The Foundation for Environmental Rights, Advocacy and Development (FENRAD), a pro-democracy and environmental rights advocacy group based in Abia State, has called on the state government to be proactive.

FENRAD equally calls for an interministerial approach towards the recent health challenge, where the ministries of health, environment and information work round the clock in maintaining public health while also enlightening people on the need for personal and domestic hygiene.

Cholera is a disease that thrives in an unsanitary and unhygienic surrounding, so as a pro-environment group, the Foundation calls for emphasis on healthy living among Abians.

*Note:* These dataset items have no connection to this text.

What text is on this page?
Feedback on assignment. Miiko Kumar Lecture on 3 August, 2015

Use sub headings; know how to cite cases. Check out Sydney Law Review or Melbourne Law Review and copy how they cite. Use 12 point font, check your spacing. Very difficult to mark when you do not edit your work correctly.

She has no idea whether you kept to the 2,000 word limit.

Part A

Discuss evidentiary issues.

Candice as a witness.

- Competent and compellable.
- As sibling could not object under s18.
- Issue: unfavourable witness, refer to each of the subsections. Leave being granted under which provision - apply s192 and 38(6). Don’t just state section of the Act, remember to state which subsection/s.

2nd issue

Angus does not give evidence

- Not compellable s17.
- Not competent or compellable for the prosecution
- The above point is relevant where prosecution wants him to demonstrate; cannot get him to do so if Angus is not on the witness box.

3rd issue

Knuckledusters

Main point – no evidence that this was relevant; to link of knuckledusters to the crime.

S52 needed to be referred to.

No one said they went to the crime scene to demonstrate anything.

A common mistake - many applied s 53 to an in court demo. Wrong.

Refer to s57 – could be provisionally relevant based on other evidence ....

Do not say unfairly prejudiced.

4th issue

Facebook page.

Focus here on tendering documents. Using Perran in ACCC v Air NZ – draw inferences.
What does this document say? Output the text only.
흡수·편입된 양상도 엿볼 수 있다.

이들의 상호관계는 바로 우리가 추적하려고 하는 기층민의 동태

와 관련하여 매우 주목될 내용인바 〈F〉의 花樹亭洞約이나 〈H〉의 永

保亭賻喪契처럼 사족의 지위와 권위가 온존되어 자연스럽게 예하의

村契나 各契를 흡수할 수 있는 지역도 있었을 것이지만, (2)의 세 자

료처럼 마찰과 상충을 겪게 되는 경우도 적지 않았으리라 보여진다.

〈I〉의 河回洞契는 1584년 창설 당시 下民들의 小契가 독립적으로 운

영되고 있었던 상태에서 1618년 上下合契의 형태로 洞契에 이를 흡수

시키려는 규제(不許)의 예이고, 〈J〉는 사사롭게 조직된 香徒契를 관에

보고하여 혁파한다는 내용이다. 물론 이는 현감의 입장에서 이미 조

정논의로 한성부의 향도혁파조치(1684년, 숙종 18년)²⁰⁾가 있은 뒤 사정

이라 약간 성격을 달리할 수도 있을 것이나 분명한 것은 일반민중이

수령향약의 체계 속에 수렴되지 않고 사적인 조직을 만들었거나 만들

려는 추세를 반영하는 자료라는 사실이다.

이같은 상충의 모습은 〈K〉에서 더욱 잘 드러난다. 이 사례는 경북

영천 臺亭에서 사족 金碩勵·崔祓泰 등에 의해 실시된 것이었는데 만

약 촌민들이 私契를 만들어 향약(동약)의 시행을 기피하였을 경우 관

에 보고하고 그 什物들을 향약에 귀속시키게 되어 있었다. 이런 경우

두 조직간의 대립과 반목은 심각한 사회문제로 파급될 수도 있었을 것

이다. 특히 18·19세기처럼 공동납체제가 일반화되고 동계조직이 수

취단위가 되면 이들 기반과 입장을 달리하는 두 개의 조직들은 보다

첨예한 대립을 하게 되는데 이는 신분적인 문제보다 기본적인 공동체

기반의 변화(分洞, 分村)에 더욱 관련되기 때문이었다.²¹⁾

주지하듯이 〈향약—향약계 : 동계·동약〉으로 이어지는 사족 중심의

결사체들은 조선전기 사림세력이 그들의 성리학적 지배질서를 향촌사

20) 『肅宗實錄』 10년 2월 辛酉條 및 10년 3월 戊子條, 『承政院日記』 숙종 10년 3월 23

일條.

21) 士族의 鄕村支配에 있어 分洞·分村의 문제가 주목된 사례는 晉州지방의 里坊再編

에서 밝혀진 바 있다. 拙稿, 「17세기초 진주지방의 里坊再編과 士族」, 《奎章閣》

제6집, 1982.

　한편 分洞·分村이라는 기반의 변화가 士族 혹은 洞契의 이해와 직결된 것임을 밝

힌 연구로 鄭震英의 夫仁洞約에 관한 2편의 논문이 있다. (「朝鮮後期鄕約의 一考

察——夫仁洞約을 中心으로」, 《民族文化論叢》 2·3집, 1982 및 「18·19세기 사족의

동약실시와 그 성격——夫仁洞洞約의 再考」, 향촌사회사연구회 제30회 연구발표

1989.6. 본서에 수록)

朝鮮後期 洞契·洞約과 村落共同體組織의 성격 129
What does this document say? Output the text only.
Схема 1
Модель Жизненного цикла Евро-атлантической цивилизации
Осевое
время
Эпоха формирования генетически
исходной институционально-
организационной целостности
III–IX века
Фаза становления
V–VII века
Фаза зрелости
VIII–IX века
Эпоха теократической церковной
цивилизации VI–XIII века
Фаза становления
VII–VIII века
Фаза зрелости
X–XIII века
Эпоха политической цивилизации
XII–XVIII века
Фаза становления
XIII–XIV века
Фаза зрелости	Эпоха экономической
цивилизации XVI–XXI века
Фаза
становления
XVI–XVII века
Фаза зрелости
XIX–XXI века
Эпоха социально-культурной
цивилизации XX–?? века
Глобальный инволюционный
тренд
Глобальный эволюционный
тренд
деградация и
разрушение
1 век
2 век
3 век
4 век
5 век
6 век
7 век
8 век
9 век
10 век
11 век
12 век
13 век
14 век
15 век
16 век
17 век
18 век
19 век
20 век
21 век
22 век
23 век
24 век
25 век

The Foundation commends the rapid approach adopted by the state ministry of health so far where some 109 suspected cases, across six local councils, returned negative after diagnosis. However, the state should not rest on its oars, in the thinking that it is home and dry.

Now is the time to activate all relevant MDAs given that movement to and from affected states has not become a public health concern as of yet. Abia should also work closely with the Nigeria Centre for Disease Control (NCDC), adopting relevant measures,” said the group.

It went further: “The present administration in Abia has shown its commitment to robust healthcare delivery, by awarding a sectoral allocation of about 15% of the 2024 appropriation to health, unlike what obtained before. It is expected that the state would leverage this provision to ensure rapid response.

“Also, it is expected that the state government, having begun with rehabilitating some state-owned hospitals, should raise the bar further high in primary healthcare. A major concern now is the toll the epidemic may take if rural areas where there is no access to basic health amenities are affected. Not even the urban poor many of whom are still living in filthy, informal settlements are free.

“Governor Alex Otti must see to it that the goal of a reliable primary healthcare sector is actualised, and that all Abians, regardless of their station and status, have and enjoy access to provision thereof.

“The issue of cholera outbreak is one which an efficient primary healthcare system would take care of, therefore all measures must be adopted to see that people don’t die of treatable and preventable diseases.”